Há alguma razão em particular para que o Jean-Michel mantenha o ano de 1977 como um marco delimitativo para compreensão do fenómeno político que é o MPLA?

A história de Angola deu uma reviravolta nessa data. O 27 de Maio de 1977 marca o "antes" e o "depois" do processo revolucionário angolano. Antes, houve a luta armada, complexa e estilhaçada, como sabemos, entre três movimentos de libertação. Ocorre depois aquele momento histórico em que o Presidente Neto proclamou, num gesto de desafio aos Acordos de Alvor, a independência de Angola. A alegria iria durar pouco tempo. O 27 de Maio de 1977 quebrou o semblante de unidade do partido-Estado. O "depois" disto é uma sociedade angolana assombrada ao longo de décadas por esta tragédia. De seguida, verificou-se a opção política radical, marxista-leninista, que iria desunir mais a sociedade angolana, e alienar do MPLA alguns dos seus sectores mais importantes. Portanto, 1977 é um ano duplamente referente na história pós-colonial de Angola e do próprio MPLA.

Esse fenómeno teria influenciado de tal modo os "camaradas" que a partir dessa data o MPLA reinventou-se para daí emergir um novo reposicionamento perante a sua própria memória?

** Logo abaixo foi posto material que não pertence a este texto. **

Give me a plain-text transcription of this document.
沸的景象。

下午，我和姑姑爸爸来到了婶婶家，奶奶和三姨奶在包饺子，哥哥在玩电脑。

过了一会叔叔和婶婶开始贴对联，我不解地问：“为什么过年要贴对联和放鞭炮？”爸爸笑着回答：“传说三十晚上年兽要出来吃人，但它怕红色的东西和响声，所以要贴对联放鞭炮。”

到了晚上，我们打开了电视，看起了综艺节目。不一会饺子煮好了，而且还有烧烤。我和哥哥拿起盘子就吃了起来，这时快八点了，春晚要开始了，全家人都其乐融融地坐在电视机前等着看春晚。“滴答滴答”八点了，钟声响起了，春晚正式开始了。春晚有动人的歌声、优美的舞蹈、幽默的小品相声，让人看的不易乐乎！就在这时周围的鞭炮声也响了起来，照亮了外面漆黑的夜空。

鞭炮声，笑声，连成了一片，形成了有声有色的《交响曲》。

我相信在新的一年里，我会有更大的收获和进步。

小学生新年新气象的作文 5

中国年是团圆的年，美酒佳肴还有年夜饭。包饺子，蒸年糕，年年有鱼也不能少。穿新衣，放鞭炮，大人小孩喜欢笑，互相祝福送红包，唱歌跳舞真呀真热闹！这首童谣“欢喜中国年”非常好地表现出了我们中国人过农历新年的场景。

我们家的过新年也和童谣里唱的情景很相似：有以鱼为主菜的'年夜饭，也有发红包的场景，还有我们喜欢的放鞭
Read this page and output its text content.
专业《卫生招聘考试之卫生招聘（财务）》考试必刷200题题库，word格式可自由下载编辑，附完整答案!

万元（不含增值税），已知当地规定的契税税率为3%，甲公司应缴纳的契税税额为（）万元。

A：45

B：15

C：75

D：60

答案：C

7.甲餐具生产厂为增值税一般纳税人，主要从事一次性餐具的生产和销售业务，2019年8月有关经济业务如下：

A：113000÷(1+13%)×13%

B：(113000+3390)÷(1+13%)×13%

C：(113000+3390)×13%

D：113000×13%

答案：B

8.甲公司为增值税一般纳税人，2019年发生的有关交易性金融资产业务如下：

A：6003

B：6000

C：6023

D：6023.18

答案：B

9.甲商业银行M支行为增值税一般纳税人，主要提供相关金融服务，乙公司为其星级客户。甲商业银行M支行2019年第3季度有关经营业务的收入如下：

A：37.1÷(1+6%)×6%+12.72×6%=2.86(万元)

O MPLA deixou de ser o mesmo que era no tempo da adesão popular intensa, entusiasta do pós-25 de Abril de 1974 [...]. Passou a ser temido, ao contrário do MPLA do período de transição, o do Poder Popular, da Juventude entusiasta, que estava a desabrochar na vida política. O medo instalou-se [...]. Apercebi-me disto, muitos anos depois, quando iniciei a minha pesquisa nos anos 1990 [...]. Falar do 27 de Maio era um assunto temeroso, assombroso [...]. Em alguns casos, fecharam-me portas e recusaram atender-me quando pedi para falar sobre este evento trágico. Se o MPLA procurou reinventar-se, acredito que sim. No entanto, reinventou-se de uma forma que implicou mais exclusões. A primeira grande reinvenção ocorreu a seguir ao primeiro Congresso do partido, em Dezembro de 1977, com a criação (nada consensual, mesmo no seio do próprio partido, é bom sublinhá-lo e mostro isto no meu livro) do Partido do Trabalho, e a decisão de se optar pelo modo de produção socialista. E com a adopção subsequente da ideologia marxista-leninista como suporte filosófico desta opção, o MPLA acabou abrindo uma nova e maior fissura com a sociedade angolana como um todo. Angola é um País largamente cristão, a bem ou a mal. Uma herança colonial. Uma opção política e ideológica desta natureza acabou alienando do MPLA largos sectores da sociedade angolana. É verdade que mais tarde, mormente a partir dos anos 1990, oportunismos meramente seculares e materiais acabaram por levar alguns sectores deste mundo cristão a tecer novas e oportunistas alianças com o MPLA. Mas estávamos numa era de deriva acentuada de valores morais e sociais [...]. O neoliberalismo era a nova ideologia política, quiçá uma nova religião [...]. Parte do mundo eclesiástico não escapou a essa deriva. Mas o próprio MPLA já não era, de longe, guardião dessa moral social... Ninguém se chocava com nada.

Quarenta e um anos depois, o que pensa que continua a constituir o grande handicap para uma abordagem mais próxima da "verdade"?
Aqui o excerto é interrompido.